Polygenic Risk Scores with EDGE

Constructing PRS using EDGE-weighted genotypes:

def calculate_edge_prs(genotype, alpha_values, effect_sizes):
    """
    Calculate polygenic risk score using EDGE encoding.

    Args:
        genotype: Genotype matrix (samples × variants)
        alpha_values: Dict of {variant_id: alpha_value}
        effect_sizes: Dict of {variant_id: effect_size}

    Returns:
        PRS for each sample
    """
    prs = np.zeros(len(genotype))

    for variant_id in genotype.columns:
        if variant_id in alpha_values and variant_id in effect_sizes:
            # EDGE encode
            geno = genotype[variant_id]
            alpha = alpha_values[variant_id]
            edge_encoded = geno.replace({0: 1.0, 1: alpha, 2: 0.0})

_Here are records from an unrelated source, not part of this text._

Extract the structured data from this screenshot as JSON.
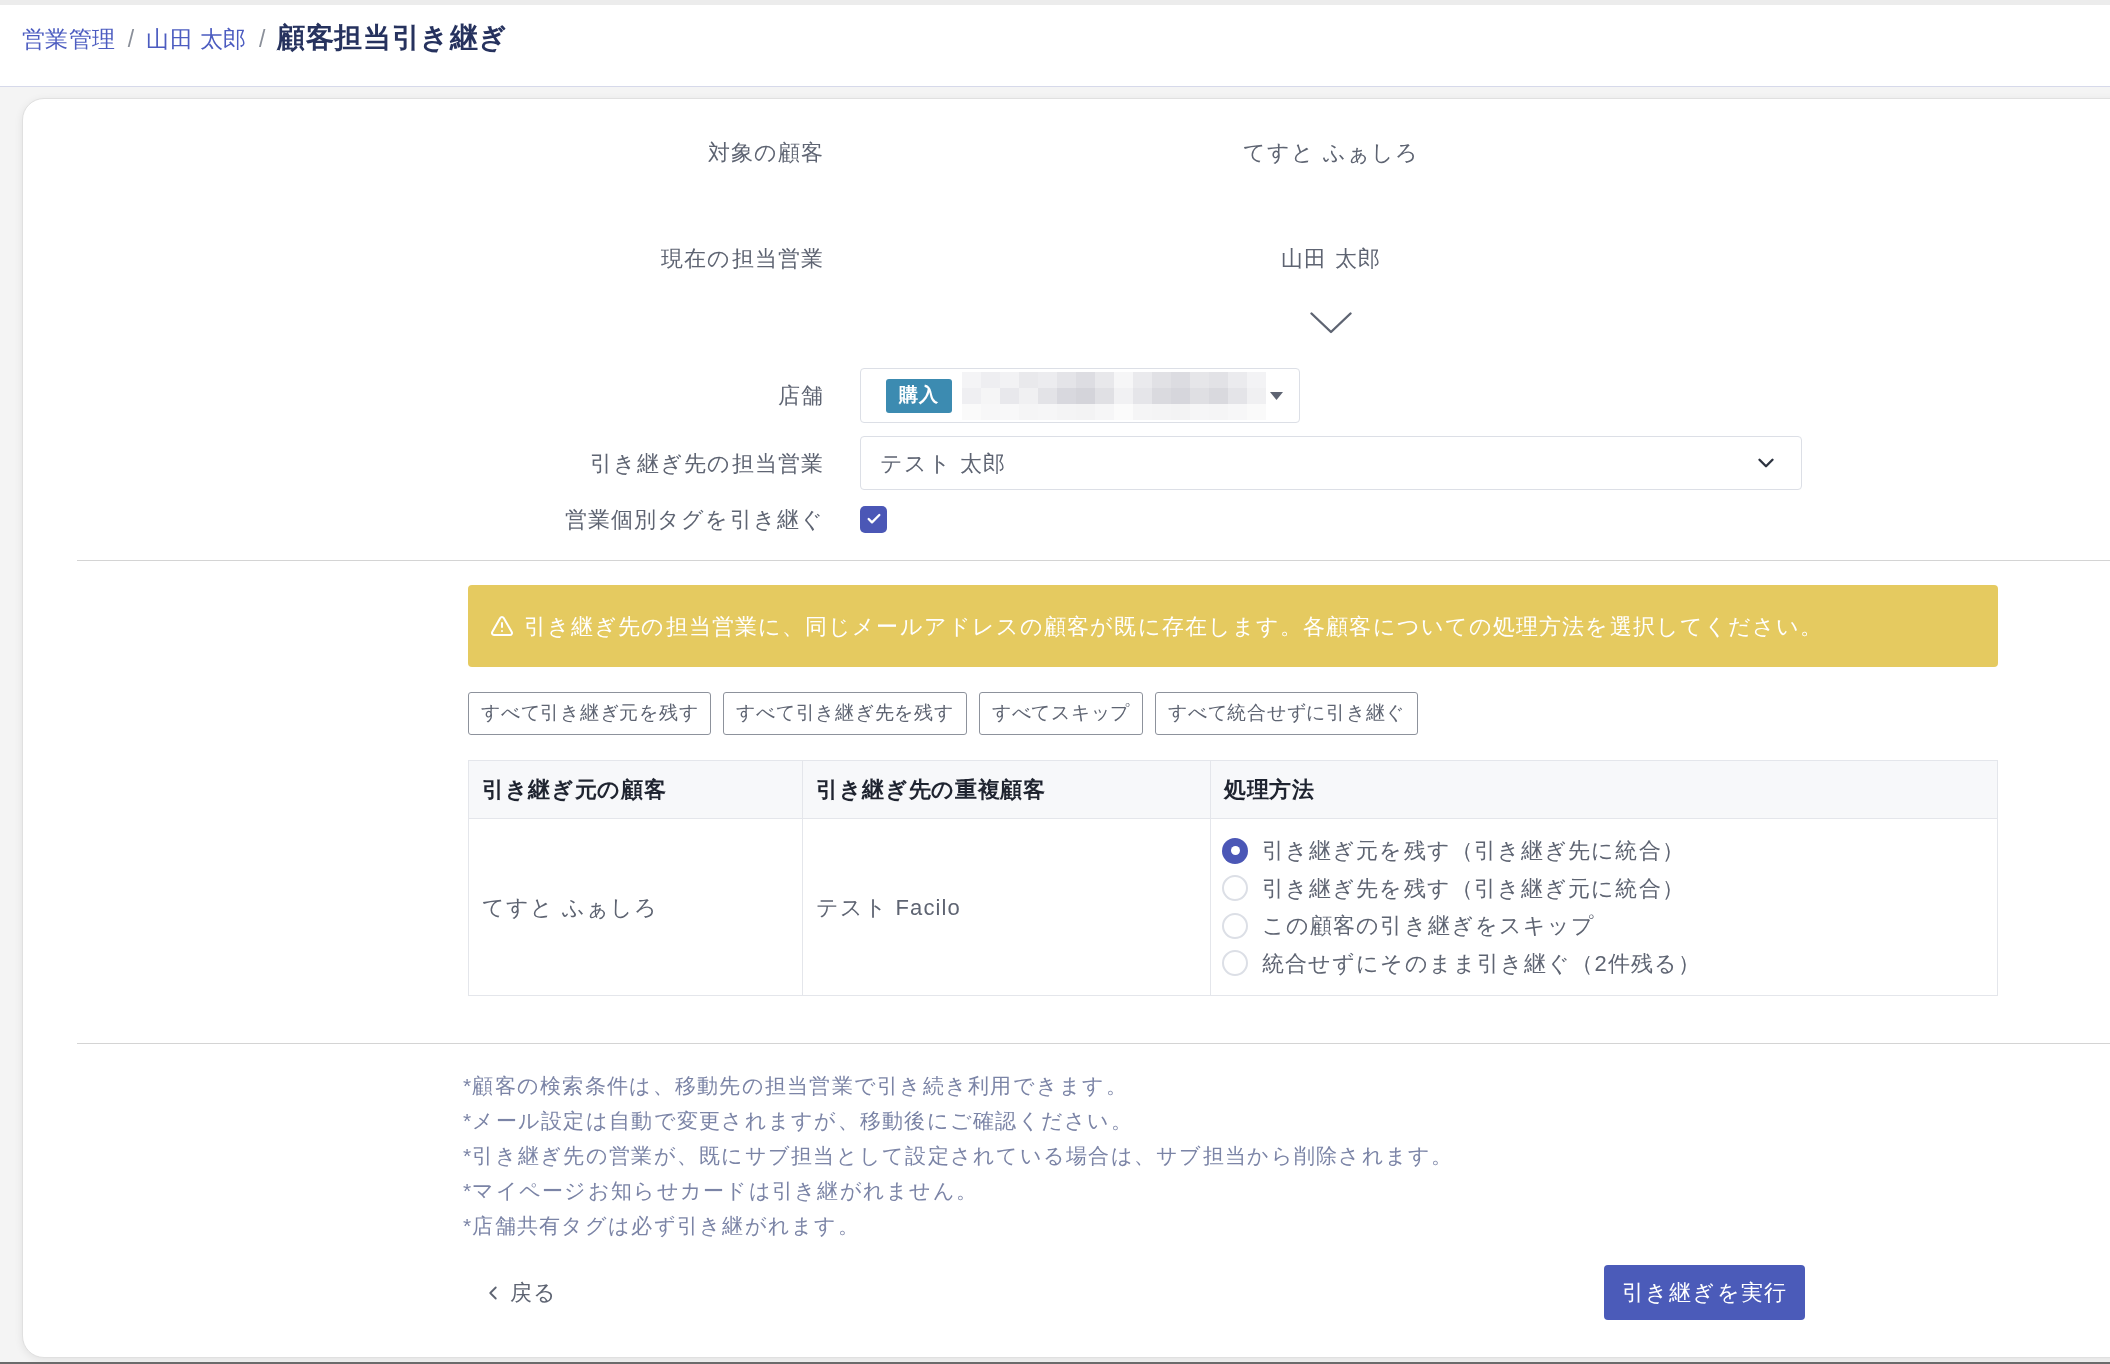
{
  "breadcrumb": [
    {
      "kind": "link",
      "text": "営業管理"
    },
    {
      "kind": "separator",
      "text": "/"
    },
    {
      "kind": "link",
      "text": "山田 太郎"
    },
    {
      "kind": "separator",
      "text": "/"
    },
    {
      "kind": "current",
      "text": "顧客担当引き継ぎ"
    }
  ],
  "form": {
    "target_customer": {
      "label": "対象の顧客",
      "value": "てすと ふぁしろ"
    },
    "current_sales": {
      "label": "現在の担当営業",
      "value": "山田 太郎"
    },
    "store": {
      "label": "店舗",
      "badge": "購入"
    },
    "new_sales": {
      "label": "引き継ぎ先の担当営業",
      "value": "テスト 太郎"
    },
    "inherit_tags": {
      "label": "営業個別タグを引き継ぐ",
      "checked": true
    }
  },
  "warning": {
    "text": "引き継ぎ先の担当営業に、同じメールアドレスの顧客が既に存在します。各顧客についての処理方法を選択してください。"
  },
  "bulk_actions": [
    "すべて引き継ぎ元を残す",
    "すべて引き継ぎ先を残す",
    "すべてスキップ",
    "すべて統合せずに引き継ぐ"
  ],
  "table": {
    "columns": [
      "引き継ぎ元の顧客",
      "引き継ぎ先の重複顧客",
      "処理方法"
    ],
    "rows": [
      {
        "source_customer": "てすと ふぁしろ",
        "duplicate_customer": "テスト Facilo",
        "options": [
          {
            "label": "引き継ぎ元を残す（引き継ぎ先に統合）",
            "selected": true
          },
          {
            "label": "引き継ぎ先を残す（引き継ぎ元に統合）",
            "selected": false
          },
          {
            "label": "この顧客の引き継ぎをスキップ",
            "selected": false
          },
          {
            "label": "統合せずにそのまま引き継ぐ（2件残る）",
            "selected": false
          }
        ]
      }
    ]
  },
  "notes": [
    "*顧客の検索条件は、移動先の担当営業で引き続き利用できます。",
    "*メール設定は自動で変更されますが、移動後にご確認ください。",
    "*引き継ぎ先の営業が、既にサブ担当として設定されている場合は、サブ担当から削除されます。",
    "*マイページお知らせカードは引き継がれません。",
    "*店舗共有タグは必ず引き継がれます。"
  ],
  "footer": {
    "back_link": "戻る",
    "submit_button": "引き継ぎを実行"
  }
}
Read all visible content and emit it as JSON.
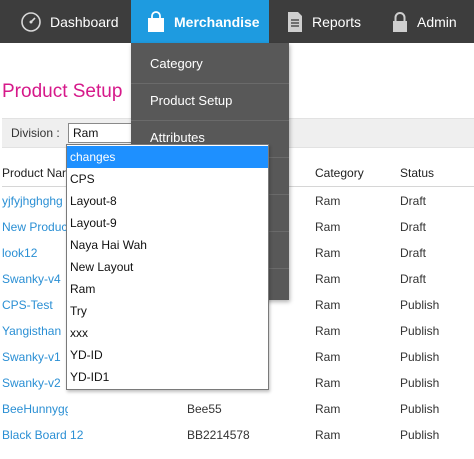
{
  "nav": {
    "items": [
      {
        "label": "Dashboard",
        "icon": "speedometer-icon"
      },
      {
        "label": "Merchandise",
        "icon": "shopping-bag-icon"
      },
      {
        "label": "Reports",
        "icon": "document-icon"
      },
      {
        "label": "Admin",
        "icon": "lock-icon"
      }
    ],
    "active": "Merchandise",
    "colors": {
      "bar": "#3d3d3d",
      "active": "#1e9be0",
      "submenu": "#585858"
    }
  },
  "merch_menu": {
    "items": [
      "Category",
      "Product Setup",
      "Attributes"
    ]
  },
  "page": {
    "title": "Product Setup",
    "title_color": "#d6198a"
  },
  "division": {
    "label": "Division :",
    "value": "Ram",
    "options": [
      "changes",
      "CPS",
      "Layout-8",
      "Layout-9",
      "Naya Hai Wah",
      "New Layout",
      "Ram",
      "Try",
      "xxx",
      "YD-ID",
      "YD-ID1"
    ],
    "highlighted": "changes"
  },
  "table": {
    "headers": {
      "name": "Product Nar",
      "category": "Category",
      "status": "Status"
    },
    "rows": [
      {
        "name": "yjfyjhghghg",
        "code": "",
        "category": "Ram",
        "status": "Draft"
      },
      {
        "name": "New Product",
        "code": "",
        "category": "Ram",
        "status": "Draft"
      },
      {
        "name": "look12",
        "code": "",
        "category": "Ram",
        "status": "Draft"
      },
      {
        "name": "Swanky-v4",
        "code": "",
        "category": "Ram",
        "status": "Draft"
      },
      {
        "name": "CPS-Test",
        "code": "",
        "category": "Ram",
        "status": "Publish"
      },
      {
        "name": "Yangisthan",
        "code": "",
        "category": "Ram",
        "status": "Publish"
      },
      {
        "name": "Swanky-v1",
        "code": "",
        "category": "Ram",
        "status": "Publish"
      },
      {
        "name": "Swanky-v2",
        "code": "",
        "category": "Ram",
        "status": "Publish"
      },
      {
        "name": "BeeHunnygg",
        "code": "Bee55",
        "category": "Ram",
        "status": "Publish"
      },
      {
        "name": "Black Board 12",
        "code": "BB2214578",
        "category": "Ram",
        "status": "Publish"
      }
    ]
  }
}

            # Weight by effect size
            beta = effect_sizes[variant_id]
            prs += edge_encoded.values * beta

    return pd.Series(prs, index=genotype.index)

# Example usage
alpha_dict = dict(zip(alpha_df['variant_id'], alpha_df['alpha_value']))
beta_dict = dict(zip(gwas_results['variant_id'], gwas_results['coef']))

prs = calculate_edge_prs(test_g, alpha_dict, beta_dict)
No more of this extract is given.